Devenu l'ami de Chagall et de Modigliani, Soutine vécut d'abord dans la misère avant de pouvoir vendre certaines de ses œuvres par l'intermédiaire du marchand Zborowski qui le notamment poussa à aller peindre à Céret. Ensuite, il put connaître une certaine aisance grâce au collectionneur américain Barnes qui lui acheta à partir de 1923 plus d'une centaine de toiles peintes pour la plupart à Céret, avant d'être libéré partiellement de ses soucis en étant hébergé par les époux Castaing dans leur château de Lèves, près de Chartres. Resté sujet à des crises de dépression au cours desquelles il détruisit nombre d'œuvres, Soutine dut ensuite se cacher durant la guerre pour éviter d'être arrêté et déporté comme juif avant de mourir en août 1943, victime d'un grave ulcère à l'estomac.
Peintre de la souffrance et du désespoir, Soutine ne peignit pas d'œuvres faisant référence à ses racines juives, ce qui, d'après les organisateurs de cette exposition, serait simplement suffisant pour ne pas l'assimiler à ces artistes, notamment Chagall, qui firent de la peinture en rapport avec le folklore juif.
Or, Soutine fut bien un peintre juif si on prend la peine de revisiter les premières années de sa carrière pour comprendre l'essence des tourments de son âme, celle d'un garçon élevé pieusement dans la religion juive, puis battu pour avoir offensé un ultra-religieux avant de fuir un ghetto dont lus us et coutumes l'avaient profondément marqué au point de laisser une trace indélébile en son for intérieur.
Il resta ainsi marqué au plus profond de lui-même par ses origines au point de ressentir confusément le poids de l'handicap d'être plus qu'un étranger à Paris.
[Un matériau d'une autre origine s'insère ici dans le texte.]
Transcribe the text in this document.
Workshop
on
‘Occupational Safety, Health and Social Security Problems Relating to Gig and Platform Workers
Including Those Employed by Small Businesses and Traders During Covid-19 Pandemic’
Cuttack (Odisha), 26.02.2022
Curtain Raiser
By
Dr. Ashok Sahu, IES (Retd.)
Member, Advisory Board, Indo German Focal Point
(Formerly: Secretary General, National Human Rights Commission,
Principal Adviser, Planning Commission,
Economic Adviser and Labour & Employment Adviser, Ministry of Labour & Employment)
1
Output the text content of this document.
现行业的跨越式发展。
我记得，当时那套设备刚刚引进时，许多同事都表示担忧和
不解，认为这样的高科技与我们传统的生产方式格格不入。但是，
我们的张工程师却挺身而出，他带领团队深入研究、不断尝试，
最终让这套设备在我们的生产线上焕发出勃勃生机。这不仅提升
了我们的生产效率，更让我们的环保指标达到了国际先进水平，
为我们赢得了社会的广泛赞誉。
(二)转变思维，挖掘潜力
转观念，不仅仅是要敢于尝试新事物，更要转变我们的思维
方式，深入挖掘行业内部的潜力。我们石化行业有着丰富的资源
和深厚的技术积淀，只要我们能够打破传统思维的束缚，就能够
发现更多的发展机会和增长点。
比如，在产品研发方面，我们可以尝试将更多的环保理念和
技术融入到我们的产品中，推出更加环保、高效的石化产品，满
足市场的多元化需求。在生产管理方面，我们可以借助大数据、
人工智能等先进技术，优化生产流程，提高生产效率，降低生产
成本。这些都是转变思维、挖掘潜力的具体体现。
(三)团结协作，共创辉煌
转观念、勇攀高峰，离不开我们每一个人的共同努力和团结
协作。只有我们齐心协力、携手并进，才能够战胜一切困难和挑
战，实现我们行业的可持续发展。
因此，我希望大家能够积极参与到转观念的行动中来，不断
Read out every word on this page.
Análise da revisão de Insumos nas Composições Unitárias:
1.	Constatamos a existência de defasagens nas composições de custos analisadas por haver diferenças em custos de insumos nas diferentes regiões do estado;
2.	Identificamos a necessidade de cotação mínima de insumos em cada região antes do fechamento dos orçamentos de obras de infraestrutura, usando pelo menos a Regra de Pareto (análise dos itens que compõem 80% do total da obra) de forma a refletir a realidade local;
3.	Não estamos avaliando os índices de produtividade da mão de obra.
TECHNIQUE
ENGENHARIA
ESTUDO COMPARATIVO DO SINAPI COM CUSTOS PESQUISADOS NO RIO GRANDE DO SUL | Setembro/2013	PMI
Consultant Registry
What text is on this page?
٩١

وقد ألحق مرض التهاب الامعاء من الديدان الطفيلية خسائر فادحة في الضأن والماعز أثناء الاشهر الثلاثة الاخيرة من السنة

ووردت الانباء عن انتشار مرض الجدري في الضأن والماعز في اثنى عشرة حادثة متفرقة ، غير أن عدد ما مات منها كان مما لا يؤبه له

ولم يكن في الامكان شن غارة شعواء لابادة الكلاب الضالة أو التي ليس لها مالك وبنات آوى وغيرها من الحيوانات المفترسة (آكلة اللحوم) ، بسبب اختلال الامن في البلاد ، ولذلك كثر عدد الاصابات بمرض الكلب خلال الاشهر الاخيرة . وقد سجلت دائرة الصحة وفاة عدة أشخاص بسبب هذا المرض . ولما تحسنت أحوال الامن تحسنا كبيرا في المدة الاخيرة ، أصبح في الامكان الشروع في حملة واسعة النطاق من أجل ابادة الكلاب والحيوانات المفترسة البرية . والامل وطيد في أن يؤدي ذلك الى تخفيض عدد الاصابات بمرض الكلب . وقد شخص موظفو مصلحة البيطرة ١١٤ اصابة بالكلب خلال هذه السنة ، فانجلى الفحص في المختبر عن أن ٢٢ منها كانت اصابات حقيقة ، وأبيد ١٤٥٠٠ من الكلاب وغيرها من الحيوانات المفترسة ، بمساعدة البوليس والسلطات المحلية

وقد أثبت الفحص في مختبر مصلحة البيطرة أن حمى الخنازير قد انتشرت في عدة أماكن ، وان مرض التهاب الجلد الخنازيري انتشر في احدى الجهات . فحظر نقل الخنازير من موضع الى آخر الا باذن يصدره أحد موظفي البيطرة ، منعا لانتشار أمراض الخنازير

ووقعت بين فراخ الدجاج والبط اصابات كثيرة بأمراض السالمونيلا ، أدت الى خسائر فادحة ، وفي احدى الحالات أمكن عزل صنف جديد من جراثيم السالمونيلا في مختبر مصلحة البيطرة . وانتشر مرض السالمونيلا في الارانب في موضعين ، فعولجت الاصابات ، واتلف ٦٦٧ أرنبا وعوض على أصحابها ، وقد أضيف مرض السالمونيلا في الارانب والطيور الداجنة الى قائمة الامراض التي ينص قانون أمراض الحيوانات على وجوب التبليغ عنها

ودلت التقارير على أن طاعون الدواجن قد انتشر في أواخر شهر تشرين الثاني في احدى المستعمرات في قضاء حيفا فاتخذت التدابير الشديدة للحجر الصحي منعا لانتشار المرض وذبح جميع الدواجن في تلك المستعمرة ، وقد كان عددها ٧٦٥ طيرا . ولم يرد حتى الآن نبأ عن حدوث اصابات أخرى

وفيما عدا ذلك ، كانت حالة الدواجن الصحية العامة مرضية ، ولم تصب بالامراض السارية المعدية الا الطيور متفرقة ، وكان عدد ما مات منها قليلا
Pour ainsi dire, la peinture de Soutine refléta intensément l'âme juive en étant quelque part à l'image de la pauvreté, de la souffrance et du désespoir de ses semblables qui restèrent confinés dans leurs shtetls (villages) jusqu'au moment où les nazis les exterminèrent. Même à l'abri du besoin, Soutine se sentit donc toujours comme un paria affligé d'une indicible douleur qui se manifesta jusqu'au bout de son pinceau.